One of the questions I have been exploring this year is whether a carefully designed panel of open-weight language models can serve as a reliable, reusable evaluation system across different text generation tasks. This post describes the methodology and rationale behind this work, which is still in progress.

The Problem with Single-Model Evaluation

The most common approach to LLM-based evaluation is to use a single powerful model – typically GPT-4 or a comparable proprietary system – as the sole judge. This works well enough for many purposes, but it has limitations:

  • Single point of failure. If the judge model has a systematic bias, every evaluation inherits that bias.
  • Cost and access. Proprietary API calls add up, especially at scale. Access terms can change without notice.
  • Reproducibility. Proprietary models are versioned opaquely. Results from GPT-4 in January may not match GPT-4 in June.

The alternative I am exploring is a panel of diverse open-weight judges: multiple models from different families that evaluate independently, with scores aggregated through majority vote or averaging.

Design Principles

Three principles guide the panel design:

Family Diversity

The judges must come from different model families. If all three judges are Llama variants, their biases are likely correlated and the panel adds little value over a single model. By drawing from distinct families (e.g., Granite, EXAONE), the biases are less likely to align, and aggregated scores are more robust.

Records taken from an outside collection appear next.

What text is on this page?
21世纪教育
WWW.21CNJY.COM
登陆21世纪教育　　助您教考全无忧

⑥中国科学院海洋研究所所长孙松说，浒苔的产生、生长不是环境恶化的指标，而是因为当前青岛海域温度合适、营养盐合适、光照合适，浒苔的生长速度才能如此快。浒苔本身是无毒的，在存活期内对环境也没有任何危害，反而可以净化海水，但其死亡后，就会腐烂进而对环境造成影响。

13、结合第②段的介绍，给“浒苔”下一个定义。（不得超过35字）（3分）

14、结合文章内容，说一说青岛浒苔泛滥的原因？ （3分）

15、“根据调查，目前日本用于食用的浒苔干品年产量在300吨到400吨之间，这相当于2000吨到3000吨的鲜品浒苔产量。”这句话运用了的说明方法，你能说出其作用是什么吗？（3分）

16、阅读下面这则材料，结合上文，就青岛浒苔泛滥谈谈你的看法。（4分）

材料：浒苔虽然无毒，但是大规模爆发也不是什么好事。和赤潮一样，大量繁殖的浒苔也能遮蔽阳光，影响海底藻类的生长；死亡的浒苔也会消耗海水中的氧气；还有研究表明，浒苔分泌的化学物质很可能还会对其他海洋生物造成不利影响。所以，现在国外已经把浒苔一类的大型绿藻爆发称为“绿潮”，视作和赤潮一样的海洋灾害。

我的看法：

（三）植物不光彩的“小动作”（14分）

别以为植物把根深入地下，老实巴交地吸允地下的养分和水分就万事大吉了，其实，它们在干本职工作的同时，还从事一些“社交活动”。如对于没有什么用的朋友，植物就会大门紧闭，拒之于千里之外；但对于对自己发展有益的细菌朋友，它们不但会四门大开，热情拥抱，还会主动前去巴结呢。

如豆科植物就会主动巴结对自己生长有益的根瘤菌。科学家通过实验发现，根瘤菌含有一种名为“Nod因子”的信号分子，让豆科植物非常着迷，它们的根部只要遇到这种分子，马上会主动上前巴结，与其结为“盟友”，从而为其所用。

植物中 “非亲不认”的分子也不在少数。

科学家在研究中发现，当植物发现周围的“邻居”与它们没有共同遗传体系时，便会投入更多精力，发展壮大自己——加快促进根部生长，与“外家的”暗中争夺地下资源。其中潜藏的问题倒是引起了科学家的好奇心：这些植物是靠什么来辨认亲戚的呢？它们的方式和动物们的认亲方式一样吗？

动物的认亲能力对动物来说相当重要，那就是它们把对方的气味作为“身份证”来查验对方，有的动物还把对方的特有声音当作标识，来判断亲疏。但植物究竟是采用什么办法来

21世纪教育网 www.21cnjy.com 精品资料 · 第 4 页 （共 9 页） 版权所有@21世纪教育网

Independence from Generators

The judge models must not come from the same family as the models that generated the text being evaluated. This prevents self-preference bias – the well-documented tendency for models to rate outputs from similar architectures more favorably.

Task Transferability

The panel should work across different evaluation tasks without redesigning it from scratch. My thesis involves three distinct tasks:

  1. TF1: Evaluating English fable generation (grammar, creativity, moral clarity, adherence)
  2. TF2: Evaluating EN-RO literary translation (accuracy, fluency, coherence, style, cultural adaptation)
  3. TF3: Evaluating Romanian native generation (the same TF1 dimensions, applied to Romanian text)

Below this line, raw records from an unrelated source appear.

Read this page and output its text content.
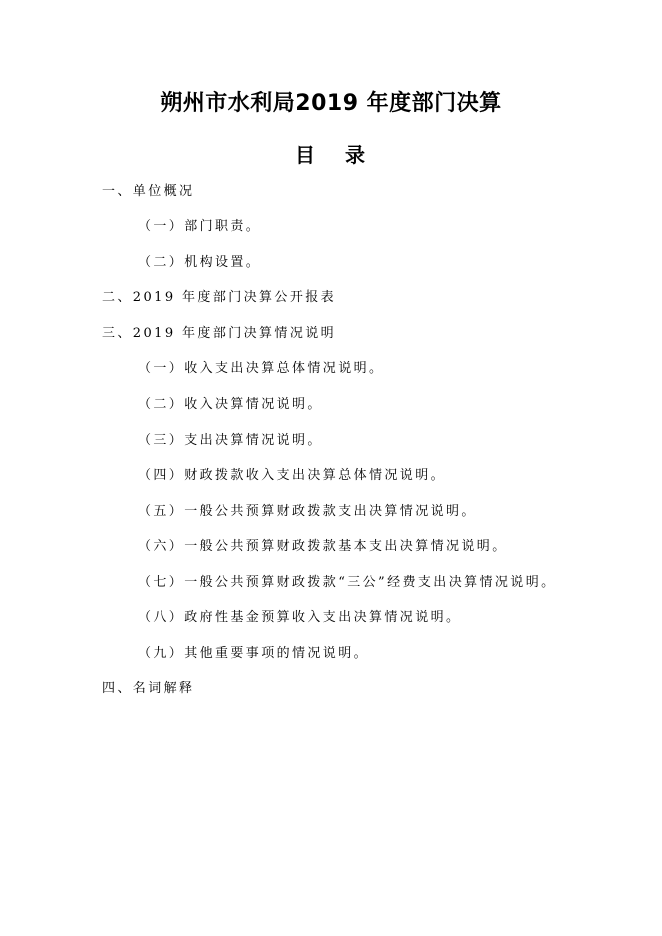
朔州市水利局2019 年度部门决算
目 录
一、单位概况
（一）部门职责。
（二）机构设置。
二、2019 年度部门决算公开报表
三、2019 年度部门决算情况说明
（一）收入支出决算总体情况说明。
（二）收入决算情况说明。
（三）支出决算情况说明。
（四）财政拨款收入支出决算总体情况说明。
（五）一般公共预算财政拨款支出决算情况说明。
（六）一般公共预算财政拨款基本支出决算情况说明。
（七）一般公共预算财政拨款“三公”经费支出决算情况说明。
（八）政府性基金预算收入支出决算情况说明。
（九）其他重要事项的情况说明。
四、名词解释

A panel that requires different judges for each task would be impractical. The hypothesis is that a single diverse panel, given appropriate rubrics, can handle all three.

What “Works” Means

Evaluating an evaluation system is inherently circular, so the validation approach matters. I am using several complementary methods:

Inter-judge agreement. How often do the panel members agree? High agreement on clear cases and meaningful disagreement on ambiguous cases is the desired pattern.

Correlation with proprietary baselines. Do panel scores correlate with scores from GPT-4? This is not the gold standard (GPT-4 has its own biases), but large discrepancies warrant investigation.

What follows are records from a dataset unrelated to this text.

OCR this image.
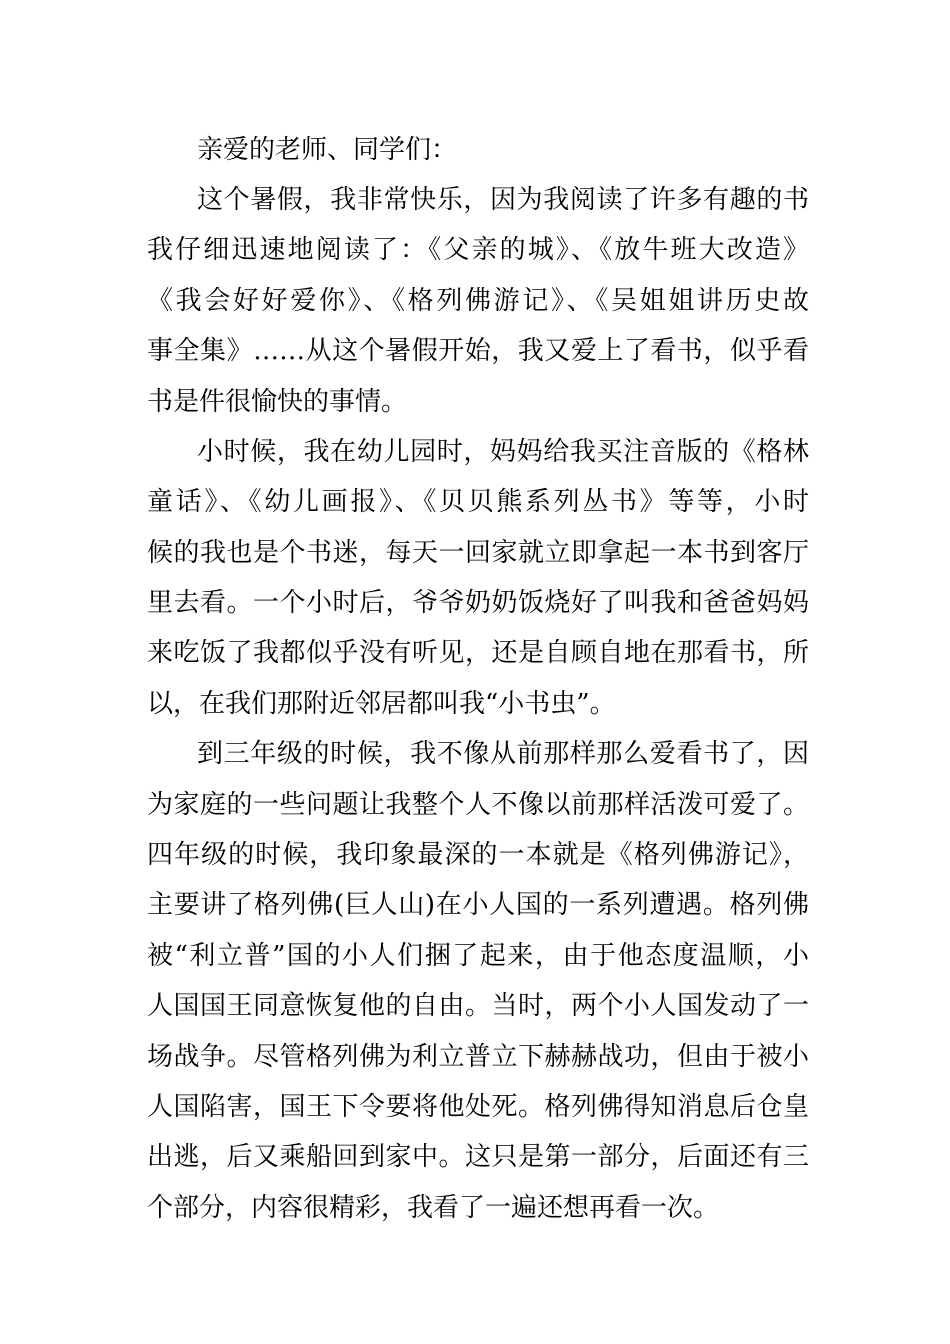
亲爱的老师、同学们：

这个暑假，我非常快乐，因为我阅读了许多有趣的书

我仔细迅速地阅读了：《父亲的城》、《放牛班大改造》

《我会好好爱你》、《格列佛游记》、《吴姐姐讲历史故

事全集》……从这个暑假开始，我又爱上了看书，似乎看

书是件很愉快的事情。

小时候，我在幼儿园时，妈妈给我买注音版的《格林

童话》、《幼儿画报》、《贝贝熊系列丛书》等等，小时

候的我也是个书迷，每天一回家就立即拿起一本书到客厅

里去看。一个小时后，爷爷奶奶饭烧好了叫我和爸爸妈妈

来吃饭了我都似乎没有听见，还是自顾自地在那看书，所

以，在我们那附近邻居都叫我“小书虫”。

到三年级的时候，我不像从前那样那么爱看书了，因

为家庭的一些问题让我整个人不像以前那样活泼可爱了。

四年级的时候，我印象最深的一本就是《格列佛游记》，

主要讲了格列佛(巨人山)在小人国的一系列遭遇。格列佛

被“利立普”国的小人们捆了起来，由于他态度温顺，小

人国国王同意恢复他的自由。当时，两个小人国发动了一

场战争。尽管格列佛为利立普立下赫赫战功，但由于被小

人国陷害，国王下令要将他处死。格列佛得知消息后仓皇

出逃，后又乘船回到家中。这只是第一部分，后面还有三

个部分，内容很精彩，我看了一遍还想再看一次。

Human arbitration. For a subset of cases where the panel disagrees with the proprietary baseline, human evaluators adjudicate. This is the most expensive validation step but the most informative.

What I Am Not Claiming

This work is in progress, and I want to be clear about its scope. I am not claiming that open-weight panels are universally better than proprietary judges. The question is more nuanced: under what conditions can a reusable open-weight panel provide evaluation quality that is sufficient for research purposes?

The answer likely depends on the task, the rubric quality, and the specific models in the panel. I will share results when the investigation is complete and the paper is ready.